Mussels have been fished from the Conwy estuary for thousands of years. The Romans noted them for the quality of the pearls found inside some of the shells. In the early 19th century, Conwy mussels were still producing significant quantities of pearls (the meat inside was mostly fed to livestock). Most of the pearls were dispatched to jewellers in London. Legend has it that one Conwy pearl was incorporated into the Crown Jewels.

Conwy mussels have been fished by members of the same few families for many generations. In 1853 one mussel gatherer, Richard Roberts, drowned while out working on the estuary. He lost his balance when stepping from one boat to another and was swept away by the strong current before anyone could help.

The mussel families respected bylaws which prohibited mussel fishing in summer, but in 1897 a local man was fined for having taken mussels from the estuary on 29 July. He told magistrates that he had only taken some for his own use.

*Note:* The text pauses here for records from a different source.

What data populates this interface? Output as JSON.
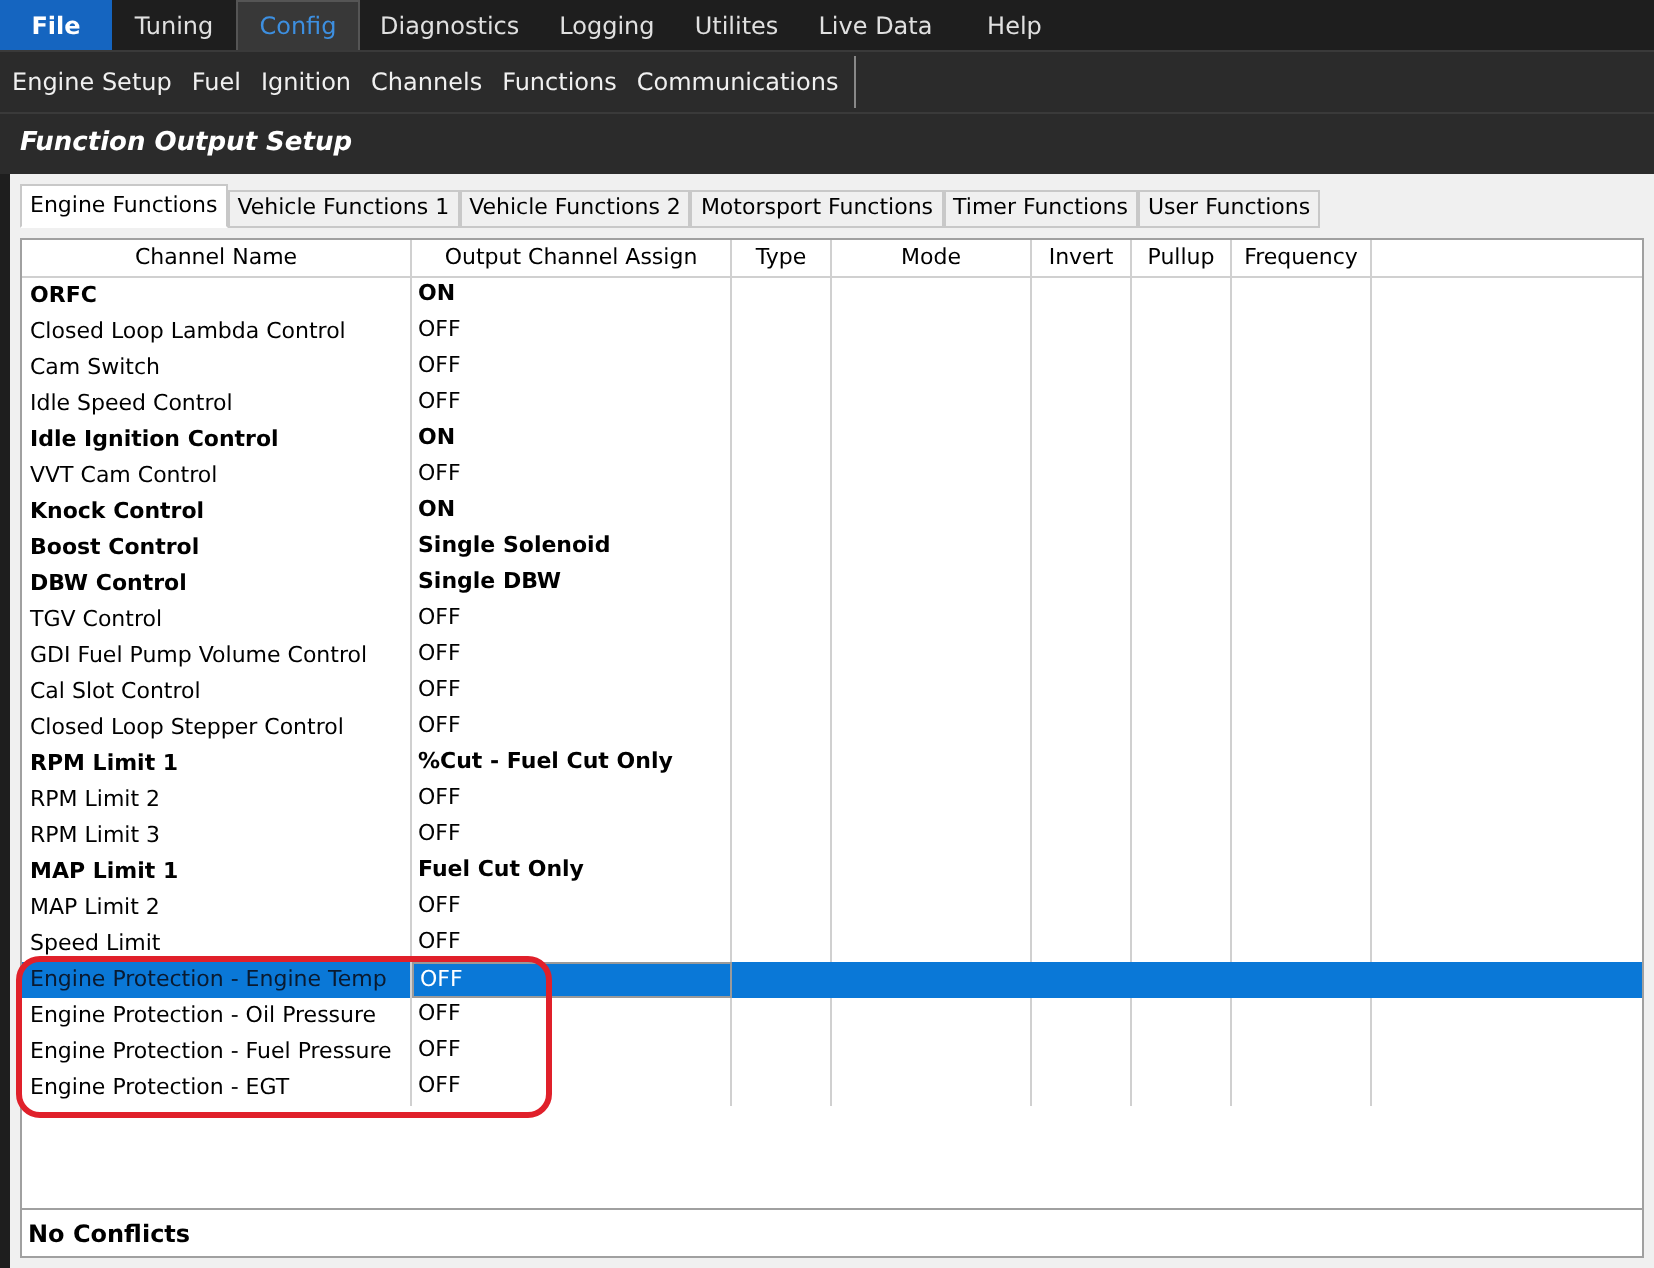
{
  "menu": [
    {
      "label": "File",
      "kind": "file",
      "selected": false
    },
    {
      "label": "Tuning",
      "kind": "tab",
      "selected": false
    },
    {
      "label": "Config",
      "kind": "tab",
      "selected": true
    },
    {
      "label": "Diagnostics",
      "kind": "tab",
      "selected": false
    },
    {
      "label": "Logging",
      "kind": "tab",
      "selected": false
    },
    {
      "label": "Utilites",
      "kind": "tab",
      "selected": false
    },
    {
      "label": "Live Data",
      "kind": "tab",
      "selected": false
    },
    {
      "label": "Help",
      "kind": "tab",
      "selected": false
    }
  ],
  "submenu": [
    "Engine Setup",
    "Fuel",
    "Ignition",
    "Channels",
    "Functions",
    "Communications"
  ],
  "panel": {
    "title": "Function Output Setup"
  },
  "tabs": [
    {
      "label": "Engine Functions",
      "selected": true
    },
    {
      "label": "Vehicle Functions 1",
      "selected": false
    },
    {
      "label": "Vehicle Functions 2",
      "selected": false
    },
    {
      "label": "Motorsport Functions",
      "selected": false
    },
    {
      "label": "Timer Functions",
      "selected": false
    },
    {
      "label": "User Functions",
      "selected": false
    }
  ],
  "table": {
    "columns": [
      "Channel Name",
      "Output Channel Assign",
      "Type",
      "Mode",
      "Invert",
      "Pullup",
      "Frequency"
    ],
    "rows": [
      {
        "name": "ORFC",
        "assign": "ON",
        "active": true,
        "selected": false
      },
      {
        "name": "Closed Loop Lambda Control",
        "assign": "OFF",
        "active": false,
        "selected": false
      },
      {
        "name": "Cam Switch",
        "assign": "OFF",
        "active": false,
        "selected": false
      },
      {
        "name": "Idle Speed Control",
        "assign": "OFF",
        "active": false,
        "selected": false
      },
      {
        "name": "Idle Ignition Control",
        "assign": "ON",
        "active": true,
        "selected": false
      },
      {
        "name": "VVT Cam Control",
        "assign": "OFF",
        "active": false,
        "selected": false
      },
      {
        "name": "Knock Control",
        "assign": "ON",
        "active": true,
        "selected": false
      },
      {
        "name": "Boost Control",
        "assign": "Single Solenoid",
        "active": true,
        "selected": false
      },
      {
        "name": "DBW Control",
        "assign": "Single DBW",
        "active": true,
        "selected": false
      },
      {
        "name": "TGV Control",
        "assign": "OFF",
        "active": false,
        "selected": false
      },
      {
        "name": "GDI Fuel Pump Volume Control",
        "assign": "OFF",
        "active": false,
        "selected": false
      },
      {
        "name": "Cal Slot Control",
        "assign": "OFF",
        "active": false,
        "selected": false
      },
      {
        "name": "Closed Loop Stepper Control",
        "assign": "OFF",
        "active": false,
        "selected": false
      },
      {
        "name": "RPM Limit 1",
        "assign": "%Cut - Fuel Cut Only",
        "active": true,
        "selected": false
      },
      {
        "name": "RPM Limit 2",
        "assign": "OFF",
        "active": false,
        "selected": false
      },
      {
        "name": "RPM Limit 3",
        "assign": "OFF",
        "active": false,
        "selected": false
      },
      {
        "name": "MAP Limit 1",
        "assign": "Fuel Cut Only",
        "active": true,
        "selected": false
      },
      {
        "name": "MAP Limit 2",
        "assign": "OFF",
        "active": false,
        "selected": false
      },
      {
        "name": "Speed Limit",
        "assign": "OFF",
        "active": false,
        "selected": false
      },
      {
        "name": "Engine Protection - Engine Temp",
        "assign": "OFF",
        "active": false,
        "selected": true
      },
      {
        "name": "Engine Protection - Oil Pressure",
        "assign": "OFF",
        "active": false,
        "selected": false
      },
      {
        "name": "Engine Protection - Fuel Pressure",
        "assign": "OFF",
        "active": false,
        "selected": false
      },
      {
        "name": "Engine Protection - EGT",
        "assign": "OFF",
        "active": false,
        "selected": false
      }
    ]
  },
  "status": "No Conflicts"
}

In the early 20th century, food poisoning from shellfish became a significant public health issue, and at one time Conwy’s mussel beds were closed for safety. The government set up a research centre at Castle Bank, Conwy, where a method of purifying mussels was developed. It was adopted on a commercial scale, enabling consumers to eat mussels with confidence.

Although over-fishing and quotas put paid to Conwy’s established trawler fleet in the 1980s, the mussel fishery continues to thrive. Mussels are harvested for food rather than pearls but come out of the water with impurities. They’re left in tanks of clean water at the mussel centre for a couple of days for the impurities to disappear. The centre functions as a mussel information centre during the summer.